As an analytic deconstruction of the sites and production of desire, Give the Cat a Name engages a different way of desiring––one liberated from the ideological constraints of production and consumption.
Pelle's sculptural work sets the stage for considering subjective and collective desires. Suggestively narrative and phenomenological works use materials and language to investigate how we configure relationships—between one another, things, and ourselves. Mobilizing multiple cultural memories and references, her work is grounded in the home as a primary site of belonging, materialized identity construction, and social negotiation. Her work materializes a sense of longing, while disclosing the processes of construction—shifting the work between palpable desire and a denaturalized assembly of materials.
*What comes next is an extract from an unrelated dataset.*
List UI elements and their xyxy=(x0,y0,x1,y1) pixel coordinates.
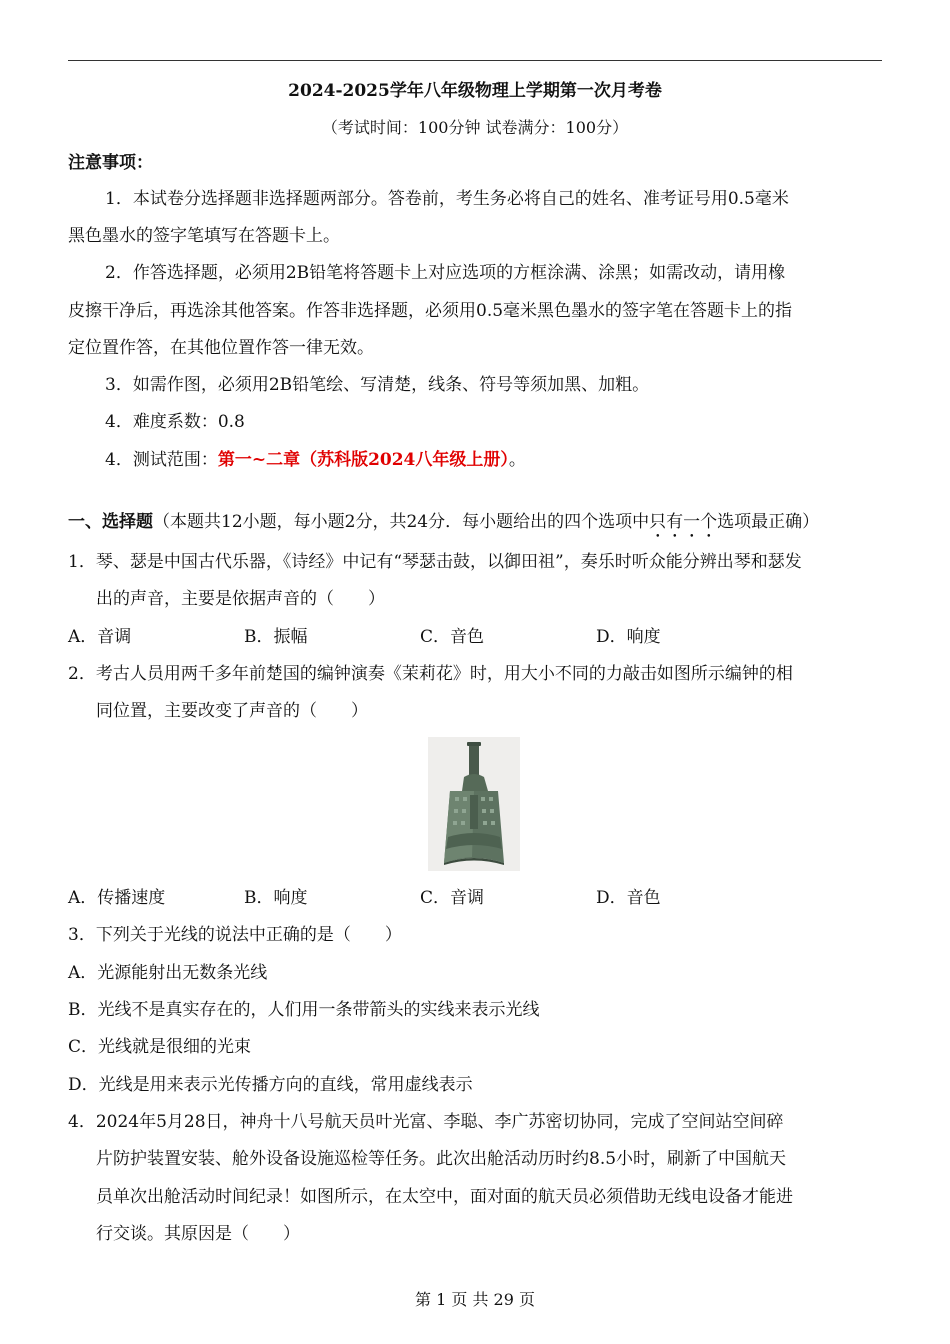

The effect encourages self-reflection while implicating oneself in the problematic of desire and desiring.
Digital Centerfold, St. Claire, Issue IX
Back in 2012, Bethany Pelle compiled The Game as an interactive, digital centerfold for the The St. Claire, Issue IX. The 64 cards in this readymade deck were sourced from an incomplete edition of the board game Artist: The Game, 1982 by John and Diane Gingold, The yellow deck highlights events in the daily lives of commercial artists in the contemporary art system.
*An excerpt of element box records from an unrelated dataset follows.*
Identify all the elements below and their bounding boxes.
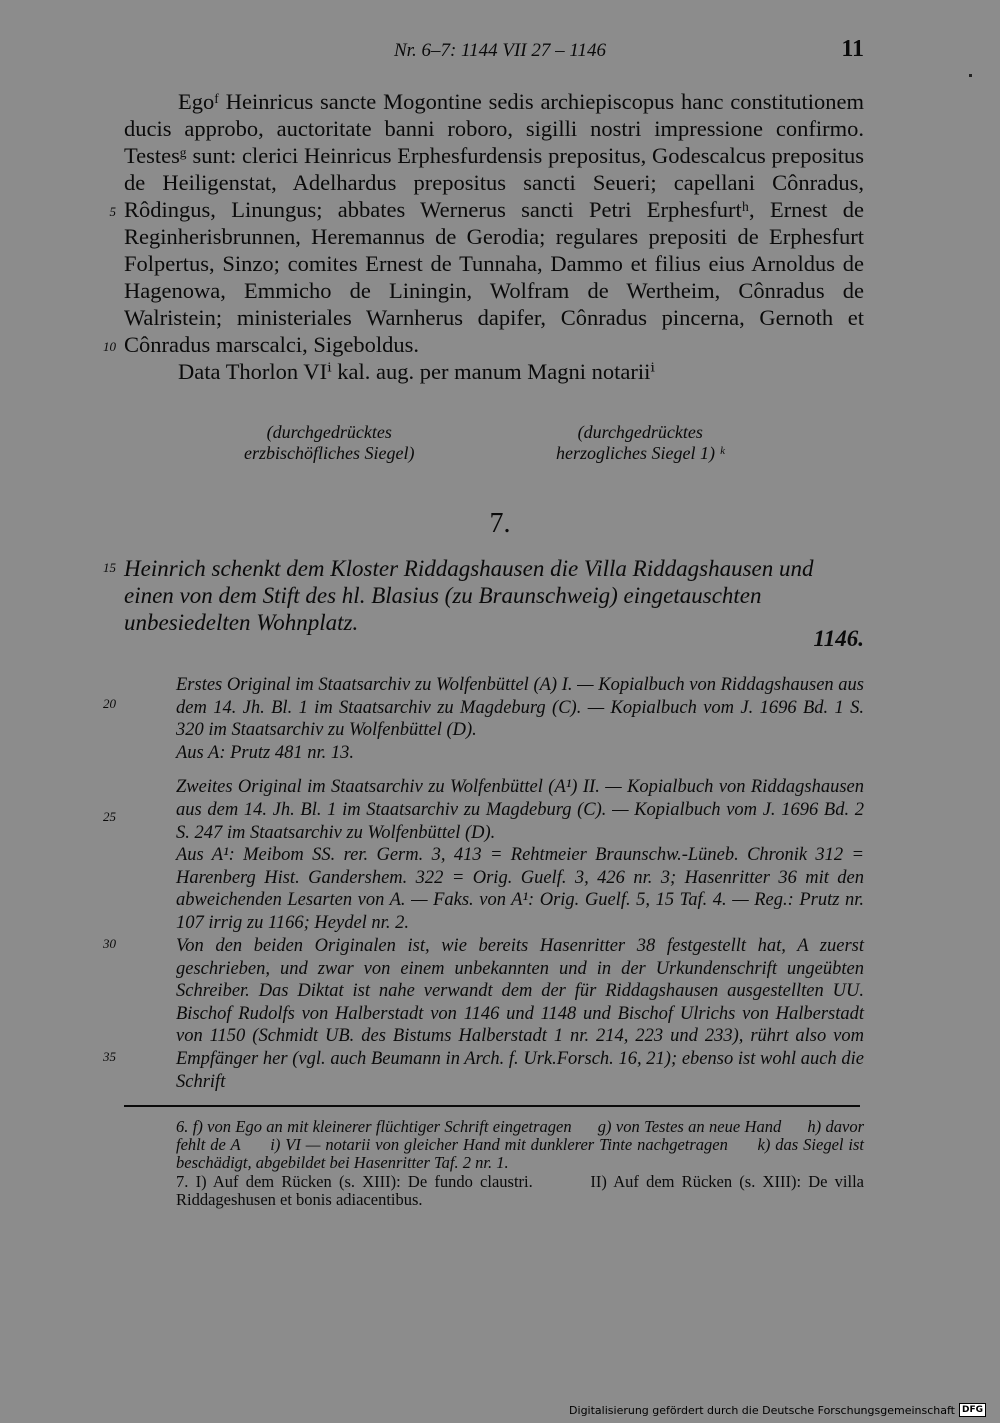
footnotes xyxy=(176,1118,864,1209)
footnotes-6 xyxy=(176,1118,864,1173)
line-number-5: 5 xyxy=(109,204,116,219)
line-number-20: 20 xyxy=(103,696,116,711)
tradition-block xyxy=(176,674,864,935)
seal-left-line2: erzbischöfliches Siegel) xyxy=(244,443,415,463)
document-number: 7. xyxy=(489,508,511,539)
charter-body xyxy=(124,88,864,385)
page-number: 11 xyxy=(841,36,864,62)
credit-text: Digitalisierung gefördert durch die Deutsche Forschungsgemeinschaft xyxy=(569,1403,955,1417)
footnote-f: 6. f) von Ego an mit kleinerer flüchtiger Schrift eingetragen xyxy=(176,1117,572,1136)
digitization-credit xyxy=(569,1403,986,1417)
line-number-10: 10 xyxy=(103,339,116,354)
seal-left-line1: (durchgedrücktes xyxy=(266,422,392,442)
line-number-25: 25 xyxy=(103,809,116,824)
charter-text: Egoᶠ Heinricus sancte Mogontine sedis archiepiscopus hanc constitutionem ducis approbo, auctoritate banni roboro, sigilli nostri impressione confirmo. Testesᵍ sunt: clerici Heinricus Erphesfurdensis prepositus, Godescalcus prepositus de Heiligenstat, Adelhardus prepositus sancti Seueri; capellani Cônradus, Rôdingus, Linungus; abbates Wernerus sancti Petri Erphesfurtʰ, Ernest de Reginherisbrunnen, Heremannus de Gerodia; regulares prepositi de Erphesfurt Folpertus, Sinzo; comites Ernest de Tunnaha, Dammo et filius eius Arnoldus de Hagenowa, Emmicho de Liningin, Wolfram de Wertheim, Cônradus de Walristein; ministeriales Warnherus dapifer, Cônradus pincerna, Gernoth et Cônradus marscalci, Sigeboldus. xyxy=(124,89,864,357)
footnote-7-II: II) Auf dem Rücken (s. XIII): De villa Riddageshusen et bonis adiacentibus. xyxy=(176,1171,865,1209)
tradition-edition-a1: Aus A¹: Meibom SS. rer. Germ. 3, 413 = Rehtmeier Braunschw.-Lüneb. Chronik 312 = Harenberg Hist. Gandershem. 322 = Orig. Guelf. 3, 426 nr. 3; Hasenritter 36 mit den abweichenden Lesarten von A. — Faks. von A¹: Orig. Guelf. 5, 15 Taf. 4. — Reg.: Prutz nr. 107 irrig zu 1166; Heydel nr. 2. xyxy=(176,845,864,933)
footnotes-7 xyxy=(176,1173,864,1209)
footnote-i: i) VI — notarii von gleicher Hand mit dunklerer Tinte nachgetragen xyxy=(270,1135,728,1155)
seal-left xyxy=(244,422,414,464)
line-number-15: 15 xyxy=(103,560,116,575)
tradition-original-a: Erstes Original im Staatsarchiv zu Wolfenbüttel (A) I. — Kopialbuch von Riddagshausen aus dem 14. Jh. Bl. 1 im Staatsarchiv zu Magdeburg (C). — Kopialbuch vom J. 1696 Bd. 1 S. 320 im Staatsarchiv zu Wolfenbüttel (D). xyxy=(176,675,864,741)
footnote-g: g) von Testes an neue Hand xyxy=(597,1117,782,1136)
line-number-35: 35 xyxy=(103,1049,116,1064)
seal-right-line1: (durchgedrücktes xyxy=(577,422,703,442)
line-number-30: 30 xyxy=(103,936,116,951)
commentary-block xyxy=(176,935,864,1093)
tradition-edition-a: Aus A: Prutz 481 nr. 13. xyxy=(176,742,354,763)
footnote-rule xyxy=(124,1105,860,1107)
regest xyxy=(124,555,864,636)
scan-speck xyxy=(969,74,972,77)
dfg-logo: DFG xyxy=(959,1403,986,1417)
running-header xyxy=(0,36,1000,66)
footnote-k: k) das Siegel ist beschädigt, abgebildet bei Hasenritter Taf. 2 nr. 1. xyxy=(176,1135,865,1173)
seal-right-line2: herzogliches Siegel 1) ᵏ xyxy=(556,443,725,463)
commentary-text: Von den beiden Originalen ist, wie bereits Hasenritter 38 festgestellt hat, A zuerst geschrieben, und zwar von einem unbekannten und in der Urkundenschrift ungeübten Schreiber. Das Diktat ist nahe verwandt dem der für Riddagshausen ausgestellten UU. Bischof Rudolfs von Halberstadt von 1146 und 1148 und Bischof Ulrichs von Halberstadt von 1150 (Schmidt UB. des Bistums Halberstadt 1 nr. 214, 223 und 233), rührt also vom Empfänger her (vgl. auch Beumann in Arch. f. Urk.Forsch. 16, 21); ebenso ist wohl auch die Schrift xyxy=(176,936,864,1092)
footnote-7-I: 7. I) Auf dem Rücken (s. XIII): De fundo claustri. xyxy=(176,1171,533,1191)
tradition-original-a1: Zweites Original im Staatsarchiv zu Wolfenbüttel (A¹) II. — Kopialbuch von Riddagshausen aus dem 14. Jh. Bl. 1 im Staatsarchiv zu Magdeburg (C). — Kopialbuch vom J. 1696 Bd. 2 S. 247 im Staatsarchiv zu Wolfenbüttel (D). xyxy=(176,777,864,843)
regest-text: Heinrich schenkt dem Kloster Riddagshausen die Villa Riddagshausen und einen von dem Stift des hl. Blasius (zu Braunschweig) eingetauschten unbesiedelten Wohnplatz. xyxy=(124,556,814,635)
footnote-h: h) davor fehlt de A xyxy=(176,1117,864,1155)
seal-right xyxy=(556,422,725,464)
running-title: Nr. 6–7: 1144 VII 27 – 1146 xyxy=(394,40,606,61)
document-date: 1146. xyxy=(813,626,864,651)
data-line: Data Thorlon VIⁱ kal. aug. per manum Magni notariiⁱ xyxy=(178,359,655,384)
In the Yixing ceramic tradition, scholars use tea to stimulate their work and intellectual discourse among their cohort. Yixing teapot designs are filled with symbolic content which express aesthetic attitudes and intellectual interests. Before a gathering, a host will carefully select a teapot for its particular symbolism in order to influence a stimulating dialogue.
As an undergraduate at the University of Miami, I spent a few hours each afternoon alongside Bonnie Seeman as she worked in her studio. We drank oolong poured from small Yixing teapots. Shelves lining her studio were densely packed with her collection of Yixing pots and mugs by contemporary potters. While sipping tea, we discussed art, craft, politics, and our personal narratives. Through Bonnie’s mentorship and in this environment––rich with contemporary and traditional ceramics––I developed my love for ceramics and decided to become an artist. Tea became an essential stimulus to my working process, and later Bonnie’s Yixing teapots became a source of inspiration.
I created the following series of sculptural teapots in an Yixing-inspired style in recognition of the central role tea, Yixing ceramics, and Bonnie's mentorship played in my artistic development.
Each tea ware was hand-built to one-eighth scale of its original and to varying degrees of functional practicality. The specific tools and appliances in the series were chosen as subjects because they were items I personally wanted to own for my studio and my home.
This series marks a period when material culture, desire, labor and consumption were central themes to my work and topics I hoped might be discussed by end users over many small cups of tea.